The value or the economic worth of any national currency is arguably the marketing worth or value to the users or spenders of such currency whether in a micro or a macro economy.
Somebody, who obviously lacks the knowledge of the interplay of currencies in an economic space, once asked, if it was impossible for the Nigerian government to, by fiat, peg the exchange rate of a naira at par with that of a dollar, the pound or euro. And I laughed off my sleeves.
Were it to be within the might of any government to determine the exchange rate of its currency, trust the managers of Nigerian currency, they would have even claimed a naira is mightier than a dollar, pound, and even, the two added together.
Financial experts have persistently counseled against the practice of multiple exchange rates because it causes hyper-inflation. So, in a desperate attempt to unify the exchange rates in the country, Nigeria has repeatedly weakened the naira against the dollar on the official market. Forex traders said it could be a move by the Central Bank of Nigeria to embrace a new regime of multiple exchange rates’ unification.
Having traded within a band of 380 and 381 to the dollar for over a year, the naira recently hit a record low of 419.75 against the dollar, and then closed at 411.25 on the over-the-counter (OTC) spot market.
While the central bank did not comment on the development, there is no quote available on the naira official rate. The currency was further weakened on the black market. One currency trader in a major bank noted that the central bank seemed to be saying that the (OTC) spot rate would be the official rate, as it remains the arena for the largest volumes of trade. One does not have to be a financial expert to appreciate the negative effects of operating multiple currency regimes. No, the situation has prompted calls from the World Bank to unify the exchange rates to attract investment.

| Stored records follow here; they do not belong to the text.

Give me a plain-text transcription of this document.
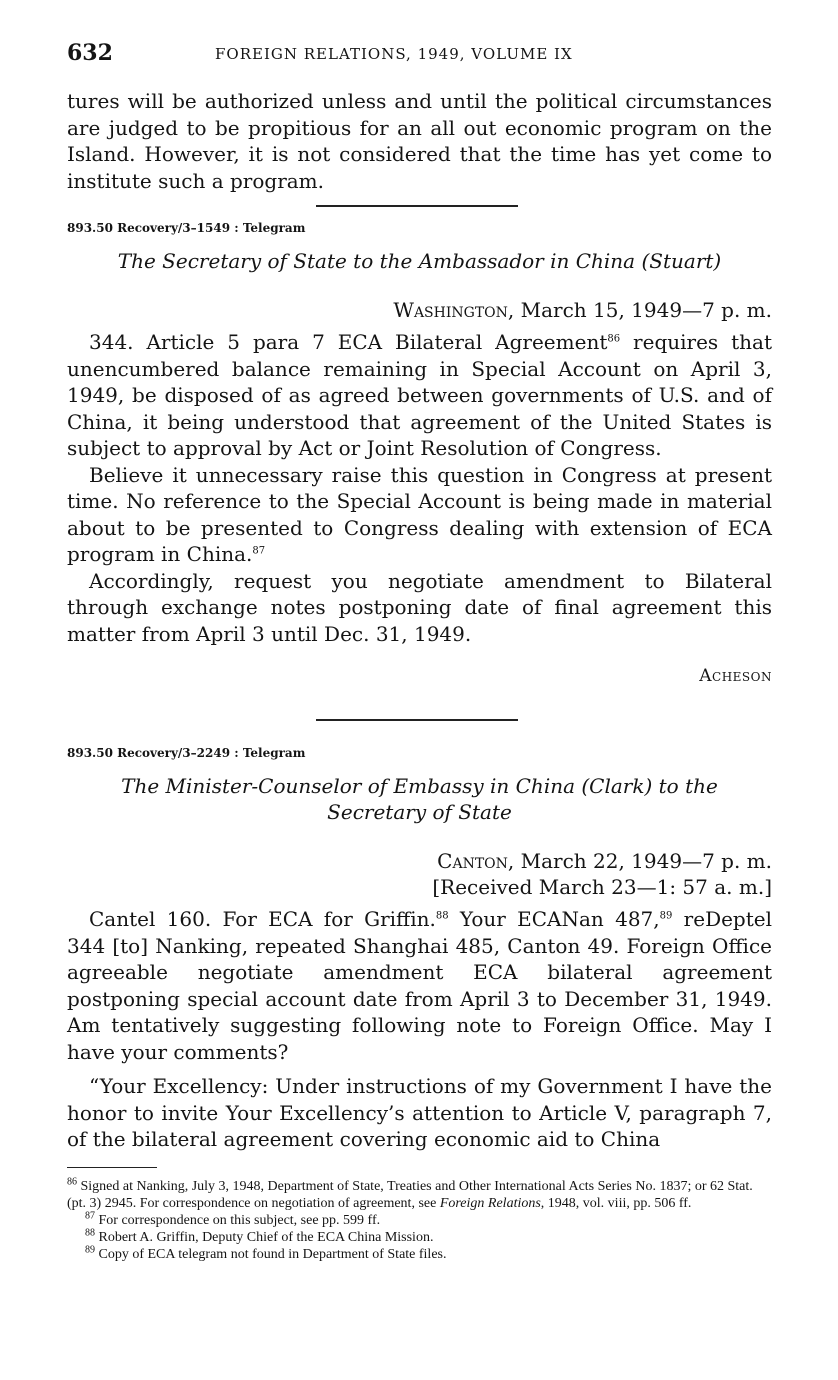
632	FOREIGN RELATIONS, 1949, VOLUME IX

tures will be authorized unless and until the political circumstances are judged to be propitious for an all out economic program on the Island. However, it is not considered that the time has yet come to institute such a program.

893.50 Recovery/3–1549 : Telegram
The Secretary of State to the Ambassador in China (Stuart)
Washington, March 15, 1949—7 p. m.

344. Article 5 para 7 ECA Bilateral Agreement$^{86}$ requires that unencumbered balance remaining in Special Account on April 3, 1949, be disposed of as agreed between governments of U.S. and of China, it being understood that agreement of the United States is subject to approval by Act or Joint Resolution of Congress.

Believe it unnecessary raise this question in Congress at present time. No reference to the Special Account is being made in material about to be presented to Congress dealing with extension of ECA program in China.$^{87}$

Accordingly, request you negotiate amendment to Bilateral through exchange notes postponing date of final agreement this matter from April 3 until Dec. 31, 1949.

Acheson
893.50 Recovery/3–2249 : Telegram
The Minister-Counselor of Embassy in China (Clark) to the
Secretary of State
Canton, March 22, 1949—7 p. m.
[Received March 23—1: 57 a. m.]

Cantel 160. For ECA for Griffin.$^{88}$ Your ECANan 487,89 reDeptel 344 [to] Nanking, repeated Shanghai 485, Canton 49. Foreign Office agreeable negotiate amendment ECA bilateral agreement postponing special account date from April 3 to December 31, 1949. Am tentatively suggesting following note to Foreign Office. May I have your comments?

“Your Excellency: Under instructions of my Government I have the honor to invite Your Excellency’s attention to Article V, paragraph 7, of the bilateral agreement covering economic aid to China

$^{86}$ Signed at Nanking, July 3, 1948, Department of State, Treaties and Other International Acts Series No. 1837; or 62 Stat. (pt. 3) 2945. For correspondence on negotiation of agreement, see Foreign Relations, 1948, vol. viii, pp. 506 ff.

$^{87}$ For correspondence on this subject, see pp. 599 ff.

$^{88}$ Robert A. Griffin, Deputy Chief of the ECA China Mission.

$^{89}$ Copy of ECA telegram not found in Department of State files.
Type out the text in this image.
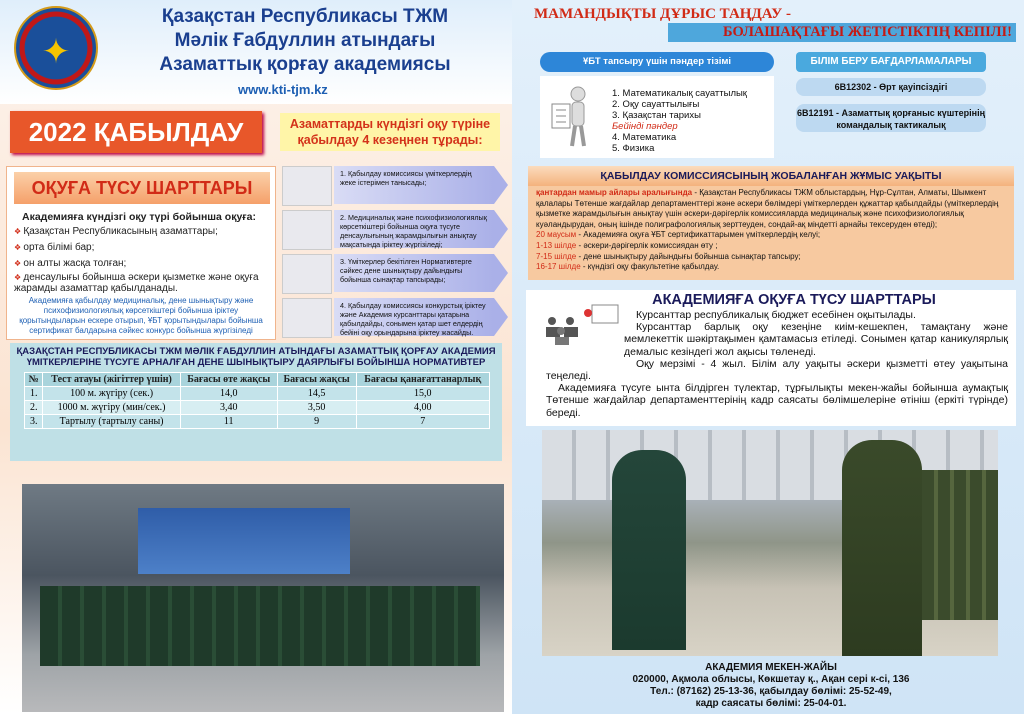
✦
Қазақстан Республикасы ТЖМ
Мәлік Ғабдуллин атындағы
Азаматтық қорғау академиясы
www.kti-tjm.kz
2022 ҚАБЫЛДАУ	Азаматтарды күндізгі оқу түріне қабылдау 4 кезеңнен тұрады:
ОҚУҒА ТҮСУ ШАРТТАРЫ
Академияға күндізгі оқу түрі бойынша оқуға:
❖ Қазақстан Республикасының азаматтары;
❖ орта білімі бар;
❖ он алты жасқа толған;
❖ денсаулығы бойынша әскери қызметке және оқуға жарамды азаматтар қабылданады.
Академияға қабылдау медициналық, дене шынықтыру және психофизиологиялық көрсеткіштері бойынша іріктеу қорытындыларын ескере отырып, ҰБТ қорытындылары бойынша сертификат балдарына сәйкес конкурс бойынша жүргізіледі
1. Қабылдау комиссиясы үміткерлердің жеке істерімен танысады;
2. Медициналық және психофизиологиялық көрсеткіштері бойынша оқуға түсуге денсаулығының жарамдылығын анықтау мақсатында іріктеу жүргізіледі;
3. Үміткерлер бекітілген Нормативтерге сәйкес дене шынықтыру дайындығы бойынша сынақтар тапсырады;
4. Қабылдау комиссиясы конкурстық іріктеу және Академия курсанттары қатарына қабылдайды, сонымен қатар шет елдердің бейіні оқу орындарына іріктеу жасайды.
ҚАЗАҚСТАН РЕСПУБЛИКАСЫ ТЖМ МӘЛІК ҒАБДУЛЛИН АТЫНДАҒЫ АЗАМАТТЫҚ ҚОРҒАУ АКАДЕМИЯ ҮМІТКЕРЛЕРІНЕ ТҮСУГЕ АРНАЛҒАН ДЕНЕ ШЫНЫҚТЫРУ ДАЯРЛЫҒЫ БОЙЫНША НОРМАТИВТЕР
№	Тест атауы (жігіттер үшін)	Бағасы өте жақсы	Бағасы жақсы	Бағасы қанағаттанарлық
1.	100 м. жүгіру (сек.)	14,0	14,5	15,0
2.	1000 м. жүгіру (мин/сек.)	3,40	3,50	4,00
3.	Тартылу (тартылу саны)	11	9	7
МАМАНДЫҚТЫ ДҰРЫС ТАҢДАУ -
БОЛАШАҚТАҒЫ ЖЕТІСТІКТІҢ КЕПІЛІ!
ҰБТ тапсыру үшін пәндер тізімі
1. Математикалық сауаттылық
2. Оқу сауаттылығы
3. Қазақстан тарихы
Бейінді пәндер
4. Математика
5. Физика
БІЛІМ БЕРУ БАҒДАРЛАМАЛАРЫ
6В12302 - Өрт қауіпсіздігі
6В12191 - Азаматтық қорғаныс күштерінің командалық тактикалық
ҚАБЫЛДАУ КОМИССИЯСЫНЫҢ ЖОБАЛАНҒАН ЖҰМЫС УАҚЫТЫ
қантардан мамыр айлары аралығында - Қазақстан Республикасы ТЖМ облыстардың, Нұр-Сұлтан, Алматы, Шымкент қалалары Төтенше жағдайлар департаменттері және әскери бөлімдері үміткерлерден құжаттар қабылдайды (үміткерлердің қызметке жарамдылығын анықтау үшін әскери-дәрігерлік комиссияларда медициналық және психофизиологиялық куәландырудан, оның ішінде полиграфологиялық зерттеуден, сондай-ақ міндетті арнайы тексеруден өтеді);
20 маусым - Академияға оқуға ҰБТ сертификаттарымен үміткерлердің келуі;
1-13 шілде - әскери-дәрігерлік комиссиядан өту ;
7-15 шілде - дене шынықтыру дайындығы бойынша сынақтар тапсыру;
16-17 шілде - күндізгі оқу факультетіне қабылдау.
АКАДЕМИЯҒА ОҚУҒА ТҮСУ ШАРТТАРЫ
Курсанттар республикалық бюджет есебінен оқытылады.
Курсанттар барлық оқу кезеңіне киім-кешекпен, тамақтану және мемлекеттік шәкіртақымен қамтамасыз етіледі. Сонымен қатар каникулярлық демалыс кезіндегі жол ақысы төленеді.
Оқу мерзімі - 4 жыл. Білім алу уақыты әскери қызметті өтеу уақытына теңеледі.
Академияға түсуге ынта білдірген түлектар, тұрғылықты мекен-жайы бойынша аумақтық Төтенше жағдайлар департаменттерінің кадр саясаты бөлімшелеріне өтініш (еркіті түрінде) береді.
АКАДЕМИЯ МЕКЕН-ЖАЙЫ
020000, Ақмола облысы, Көкшетау қ., Ақан сері к-сі, 136
Тел.: (87162) 25-13-36, қабылдау бөлімі: 25-52-49,
кадр саясаты бөлімі: 25-04-01.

Rising demand for the dollar has put enormous pressure on the naira due to a seamless out flux of the providers of foreign exchange, offshore investors for instance, especially after the COVID-19-pandemic triggered fall in global oil prices.
Over the years, the central bank has tried to unify the rates and boost the dollar supply through direct interventions, without political sincerity. It revised the futures rate on the naira upwards in April to ease pressure on the currency after quoting the 150-day futures contract at N435.81, in its first Dollar sales to foreign investors this year.
While the central bank is due to hold its interest rate setting meeting by the end of June, Nigerians look forward to better days for the naira against other mightier currencies. The devaluation of the naira brings down the standard of living of Nigerians, because, as the rate of inflation rises, the purchasing power reduces. The people will buy fewer items with more money, as they struggle to remain afloat in a skewed economy.